# nremt first try!!



## bchasep (Nov 14, 2010)

hey well im taking the NREMT for the first time this coming tues! 

ive been studying all week and im kinda nervous but all my friends keep telling me ill be fine. i just recently graduated highschool soo im pretty young compared to most of the people in these forums. ive also been told to study in depth on just remembering ABC's and Shock, well thats mostly what i focused on, anyways... ahah  well wish me luck and ill post how i did after tues !!!


----------



## zombiemedic (Nov 15, 2010)

Good luck! Don't freak out - everyone thinks they failed it after


----------



## Handsome Robb (Nov 15, 2010)

Good luck! Mine didn't have a ton of shock questions mostly it was all ABCs like you were told. Another thing that popped up on mine pretty consistently was questions about the initial assessment. Like zombie said, everyone thinks they failed right afterwards. If the questions keep getting harder thats how you know your doing well! 

I'm taking my NREMT-I test in december and I'm feeling the pressure, I have to pass it and get all my paperwork in to the state EMS office before the end of the year otherwise my NV license will lapse then I have to pay the late fee and I'm too broke for that. So, I understand where your coming from on the excitement and nervousness.


----------



## bchasep (Nov 16, 2010)

well i just got back from taking it. I feel like there was a lot i knew, and there was a lot that i just didnt know what to put... the wording of some of the questions really confused me. owell, i hope i passed. Another thing was i kept getting asked a question like 5 different times throughout the test. It was confusing me. I also stopped at 122 soo i dont think thats a good sign either


----------



## C.T.E.M.R. (Nov 17, 2010)

Hey dont worry about being young. Use that as an advantage, you can keep knowledge in and it will stick now. Good luck on passing


----------



## EMSrush (Nov 17, 2010)

Keep us posted- let us know how you did!


----------



## Cohn (Nov 17, 2010)

its not that hard...


----------



## VirginiaEMT (Nov 17, 2010)

I take mine Friday, but I'm told that it is much easier than the Virginia state exam. I hope that is the case as I smoked the state exam. I guess it's time to find out.


----------



## Cohn (Nov 17, 2010)

Just don't wait to long after finishing your EMT class.


----------



## VirginiaEMT (Nov 17, 2010)

thanks, it's been about 4 months.


----------



## bchasep (Nov 17, 2010)

I passed 

i was very suprised but after thinking about it, i deserved it, and worked hard for it .!

"Examination Scored 

Congratulations on successfully earning your national EMS certification.

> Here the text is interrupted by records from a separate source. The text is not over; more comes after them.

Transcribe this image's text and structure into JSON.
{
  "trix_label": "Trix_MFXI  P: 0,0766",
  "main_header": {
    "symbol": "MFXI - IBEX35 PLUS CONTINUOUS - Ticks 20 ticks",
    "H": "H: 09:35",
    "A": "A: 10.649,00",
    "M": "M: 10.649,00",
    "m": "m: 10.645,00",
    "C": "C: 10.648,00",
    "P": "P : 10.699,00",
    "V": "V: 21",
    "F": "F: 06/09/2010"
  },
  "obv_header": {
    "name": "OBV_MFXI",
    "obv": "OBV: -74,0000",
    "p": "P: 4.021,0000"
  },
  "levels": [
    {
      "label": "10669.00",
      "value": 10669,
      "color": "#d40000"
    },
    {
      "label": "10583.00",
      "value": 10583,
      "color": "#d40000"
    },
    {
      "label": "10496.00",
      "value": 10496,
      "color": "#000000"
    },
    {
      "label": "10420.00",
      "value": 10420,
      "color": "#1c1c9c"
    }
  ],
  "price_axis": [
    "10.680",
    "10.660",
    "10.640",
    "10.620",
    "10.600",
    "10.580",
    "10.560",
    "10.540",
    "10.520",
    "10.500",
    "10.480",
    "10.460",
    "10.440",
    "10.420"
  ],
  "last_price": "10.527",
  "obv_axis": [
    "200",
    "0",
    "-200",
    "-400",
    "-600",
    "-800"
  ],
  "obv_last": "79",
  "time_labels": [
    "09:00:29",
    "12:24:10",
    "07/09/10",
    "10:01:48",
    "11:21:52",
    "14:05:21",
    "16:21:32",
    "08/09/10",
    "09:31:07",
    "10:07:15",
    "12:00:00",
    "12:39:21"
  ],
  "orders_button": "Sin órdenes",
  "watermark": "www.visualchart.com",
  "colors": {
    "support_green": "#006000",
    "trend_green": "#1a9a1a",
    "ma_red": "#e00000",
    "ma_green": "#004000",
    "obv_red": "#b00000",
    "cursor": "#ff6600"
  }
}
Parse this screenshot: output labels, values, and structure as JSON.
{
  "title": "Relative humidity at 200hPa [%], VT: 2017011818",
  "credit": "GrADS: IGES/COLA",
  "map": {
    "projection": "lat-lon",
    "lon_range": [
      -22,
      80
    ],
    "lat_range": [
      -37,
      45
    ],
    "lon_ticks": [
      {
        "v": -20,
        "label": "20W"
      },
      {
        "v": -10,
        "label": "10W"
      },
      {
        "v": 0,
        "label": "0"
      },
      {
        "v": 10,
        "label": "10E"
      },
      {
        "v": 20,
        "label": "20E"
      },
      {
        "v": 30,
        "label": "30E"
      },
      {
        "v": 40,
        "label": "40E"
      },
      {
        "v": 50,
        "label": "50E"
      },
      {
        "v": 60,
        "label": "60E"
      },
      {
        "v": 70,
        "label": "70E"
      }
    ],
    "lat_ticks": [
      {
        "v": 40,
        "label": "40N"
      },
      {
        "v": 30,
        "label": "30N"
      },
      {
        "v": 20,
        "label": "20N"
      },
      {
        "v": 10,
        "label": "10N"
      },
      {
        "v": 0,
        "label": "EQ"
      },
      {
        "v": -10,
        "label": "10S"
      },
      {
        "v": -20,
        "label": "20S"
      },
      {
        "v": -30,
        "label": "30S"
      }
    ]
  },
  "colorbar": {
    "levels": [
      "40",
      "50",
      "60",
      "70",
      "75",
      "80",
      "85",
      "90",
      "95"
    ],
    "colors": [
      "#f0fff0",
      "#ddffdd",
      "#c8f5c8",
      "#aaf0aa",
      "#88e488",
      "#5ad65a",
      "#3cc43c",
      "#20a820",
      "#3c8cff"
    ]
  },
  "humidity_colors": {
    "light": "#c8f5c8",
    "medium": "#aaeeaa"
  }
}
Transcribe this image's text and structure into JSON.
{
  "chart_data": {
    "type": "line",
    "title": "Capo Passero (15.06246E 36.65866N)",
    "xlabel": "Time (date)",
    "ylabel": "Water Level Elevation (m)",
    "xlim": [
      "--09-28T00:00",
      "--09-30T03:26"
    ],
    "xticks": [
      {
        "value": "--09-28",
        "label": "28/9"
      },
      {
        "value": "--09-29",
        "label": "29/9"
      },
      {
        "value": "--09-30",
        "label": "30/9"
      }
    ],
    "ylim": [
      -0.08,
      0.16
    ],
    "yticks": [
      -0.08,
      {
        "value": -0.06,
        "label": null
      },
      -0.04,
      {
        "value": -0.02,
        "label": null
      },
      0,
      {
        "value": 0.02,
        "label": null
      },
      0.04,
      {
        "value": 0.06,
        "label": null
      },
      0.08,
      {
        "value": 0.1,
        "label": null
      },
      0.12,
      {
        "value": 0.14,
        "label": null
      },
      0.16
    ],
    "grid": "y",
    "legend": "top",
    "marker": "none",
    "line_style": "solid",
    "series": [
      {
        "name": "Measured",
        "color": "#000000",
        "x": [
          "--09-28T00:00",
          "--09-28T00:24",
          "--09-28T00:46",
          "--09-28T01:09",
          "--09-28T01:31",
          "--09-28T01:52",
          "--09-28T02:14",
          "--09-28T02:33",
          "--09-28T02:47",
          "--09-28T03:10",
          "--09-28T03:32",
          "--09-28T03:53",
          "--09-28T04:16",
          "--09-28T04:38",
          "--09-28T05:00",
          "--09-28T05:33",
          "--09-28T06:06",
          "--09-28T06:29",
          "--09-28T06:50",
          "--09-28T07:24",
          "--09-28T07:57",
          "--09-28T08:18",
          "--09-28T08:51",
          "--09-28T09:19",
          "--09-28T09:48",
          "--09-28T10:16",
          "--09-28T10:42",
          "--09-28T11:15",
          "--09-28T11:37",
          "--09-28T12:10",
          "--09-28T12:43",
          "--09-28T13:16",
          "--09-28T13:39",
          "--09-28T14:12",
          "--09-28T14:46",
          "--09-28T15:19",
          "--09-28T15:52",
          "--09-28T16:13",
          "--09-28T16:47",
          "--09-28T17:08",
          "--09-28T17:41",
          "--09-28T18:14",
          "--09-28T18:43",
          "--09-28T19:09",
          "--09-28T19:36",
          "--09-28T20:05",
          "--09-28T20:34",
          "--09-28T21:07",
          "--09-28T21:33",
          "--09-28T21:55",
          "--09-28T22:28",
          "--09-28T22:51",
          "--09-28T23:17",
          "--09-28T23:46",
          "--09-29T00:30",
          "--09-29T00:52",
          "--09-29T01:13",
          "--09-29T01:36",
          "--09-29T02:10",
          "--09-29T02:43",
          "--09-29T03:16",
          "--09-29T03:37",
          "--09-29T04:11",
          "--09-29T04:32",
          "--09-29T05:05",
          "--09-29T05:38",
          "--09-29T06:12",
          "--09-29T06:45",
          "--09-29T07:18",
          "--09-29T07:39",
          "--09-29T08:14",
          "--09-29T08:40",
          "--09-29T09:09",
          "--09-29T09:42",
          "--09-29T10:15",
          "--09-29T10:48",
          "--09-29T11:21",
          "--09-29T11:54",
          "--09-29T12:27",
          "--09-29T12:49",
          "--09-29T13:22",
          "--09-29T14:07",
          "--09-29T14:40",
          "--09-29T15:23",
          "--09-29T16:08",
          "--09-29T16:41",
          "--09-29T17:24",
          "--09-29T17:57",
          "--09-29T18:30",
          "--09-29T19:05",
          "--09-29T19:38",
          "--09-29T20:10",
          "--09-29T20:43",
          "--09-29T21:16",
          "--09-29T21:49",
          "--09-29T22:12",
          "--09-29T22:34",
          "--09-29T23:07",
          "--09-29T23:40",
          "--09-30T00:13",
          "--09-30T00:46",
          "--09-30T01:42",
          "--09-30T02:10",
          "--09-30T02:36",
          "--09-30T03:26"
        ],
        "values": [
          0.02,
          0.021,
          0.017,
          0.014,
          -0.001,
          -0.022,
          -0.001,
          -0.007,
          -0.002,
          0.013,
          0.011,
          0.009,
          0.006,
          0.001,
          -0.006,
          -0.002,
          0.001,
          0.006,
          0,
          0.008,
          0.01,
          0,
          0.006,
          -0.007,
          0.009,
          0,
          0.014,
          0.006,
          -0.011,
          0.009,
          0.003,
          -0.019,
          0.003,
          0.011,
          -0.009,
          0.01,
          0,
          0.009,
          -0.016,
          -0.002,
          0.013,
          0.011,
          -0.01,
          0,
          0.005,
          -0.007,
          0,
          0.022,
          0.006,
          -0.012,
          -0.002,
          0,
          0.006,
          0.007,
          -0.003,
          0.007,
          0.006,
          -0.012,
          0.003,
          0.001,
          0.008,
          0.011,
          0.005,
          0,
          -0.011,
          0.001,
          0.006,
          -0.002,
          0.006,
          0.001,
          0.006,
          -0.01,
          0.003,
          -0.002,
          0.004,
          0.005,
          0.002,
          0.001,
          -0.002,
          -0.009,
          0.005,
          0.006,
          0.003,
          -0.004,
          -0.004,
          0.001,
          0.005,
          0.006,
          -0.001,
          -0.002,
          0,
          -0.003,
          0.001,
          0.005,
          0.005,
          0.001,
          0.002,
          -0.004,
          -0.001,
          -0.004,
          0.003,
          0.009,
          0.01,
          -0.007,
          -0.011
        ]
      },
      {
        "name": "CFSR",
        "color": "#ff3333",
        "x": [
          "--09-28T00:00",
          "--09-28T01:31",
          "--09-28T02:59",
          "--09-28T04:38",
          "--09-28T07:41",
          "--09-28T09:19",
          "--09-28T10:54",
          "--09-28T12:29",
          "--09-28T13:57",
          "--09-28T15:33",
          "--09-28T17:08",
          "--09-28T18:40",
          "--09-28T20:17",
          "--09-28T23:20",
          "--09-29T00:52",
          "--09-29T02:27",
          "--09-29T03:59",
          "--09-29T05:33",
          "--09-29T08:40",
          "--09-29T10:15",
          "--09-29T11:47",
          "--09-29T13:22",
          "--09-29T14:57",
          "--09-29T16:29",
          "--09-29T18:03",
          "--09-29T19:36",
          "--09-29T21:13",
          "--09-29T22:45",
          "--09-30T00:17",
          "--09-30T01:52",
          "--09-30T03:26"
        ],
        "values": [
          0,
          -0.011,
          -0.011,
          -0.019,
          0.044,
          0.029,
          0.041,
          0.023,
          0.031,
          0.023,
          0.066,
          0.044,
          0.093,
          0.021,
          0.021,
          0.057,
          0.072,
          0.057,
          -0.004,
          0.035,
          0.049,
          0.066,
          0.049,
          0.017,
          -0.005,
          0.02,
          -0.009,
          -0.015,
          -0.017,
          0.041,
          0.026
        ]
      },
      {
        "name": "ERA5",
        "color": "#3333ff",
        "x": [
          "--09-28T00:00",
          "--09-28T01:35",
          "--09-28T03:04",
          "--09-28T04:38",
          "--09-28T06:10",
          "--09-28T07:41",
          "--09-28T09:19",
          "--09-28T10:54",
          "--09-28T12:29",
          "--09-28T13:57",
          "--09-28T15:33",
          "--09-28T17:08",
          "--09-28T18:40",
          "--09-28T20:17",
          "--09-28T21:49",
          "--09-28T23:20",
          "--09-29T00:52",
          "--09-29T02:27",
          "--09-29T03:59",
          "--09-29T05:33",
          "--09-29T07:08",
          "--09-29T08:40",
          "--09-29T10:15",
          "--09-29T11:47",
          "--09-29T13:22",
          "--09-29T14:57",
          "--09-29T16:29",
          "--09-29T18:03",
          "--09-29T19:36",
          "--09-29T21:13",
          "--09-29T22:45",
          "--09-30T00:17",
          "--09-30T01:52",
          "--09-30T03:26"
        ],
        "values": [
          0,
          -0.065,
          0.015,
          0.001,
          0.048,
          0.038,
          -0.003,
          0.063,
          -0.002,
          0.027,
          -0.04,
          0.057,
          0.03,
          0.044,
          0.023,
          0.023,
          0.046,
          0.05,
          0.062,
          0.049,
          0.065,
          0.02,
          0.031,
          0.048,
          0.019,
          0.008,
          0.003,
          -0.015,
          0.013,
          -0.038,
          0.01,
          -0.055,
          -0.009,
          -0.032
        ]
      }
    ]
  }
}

Certification documents will be mailed to the address provided in your account profile by first class US Postal service within three business days.


National certification is not a license to practice. You should contact your state EMS office for information on licensing requirements. "

haha now what do i need to do to get a job?


----------



## Handsome Robb (Nov 18, 2010)

Submit applications? Some companies require EVOC or CEVO training, ICS 100 and 200 and sometimes ITLS or something similar but I doubt it for a basic.


----------



## VirginiaEMT (Nov 18, 2010)

Here we go, NREMT-B National Registry test at 12:30 tomorrow.....


----------



## Chimpie (Nov 18, 2010)

VirginiaEMT said:


> Here we go, NREMT-B National Registry test at 12:30 tomorrow.....



Good luck and let us know how it goes.


----------



## anna (Nov 19, 2010)

Good luck


----------



## VirginiaEMT (Nov 19, 2010)

64 total questions, now for the wait


----------



## VirginiaEMT (Nov 19, 2010)

GOOD NEWS!!!! 64 question and I passed. Now if I only knew what my scor is..


----------



## Bubz628 (Nov 19, 2010)

Congrats! Haha yea I wish they would at least give you a score. Mine stopped at 65. I passed, but it would be nice to see how I did... <_<


----------



## VirginiaEMT (Nov 20, 2010)

Is there an actual score, or is it simply pass or fail?


----------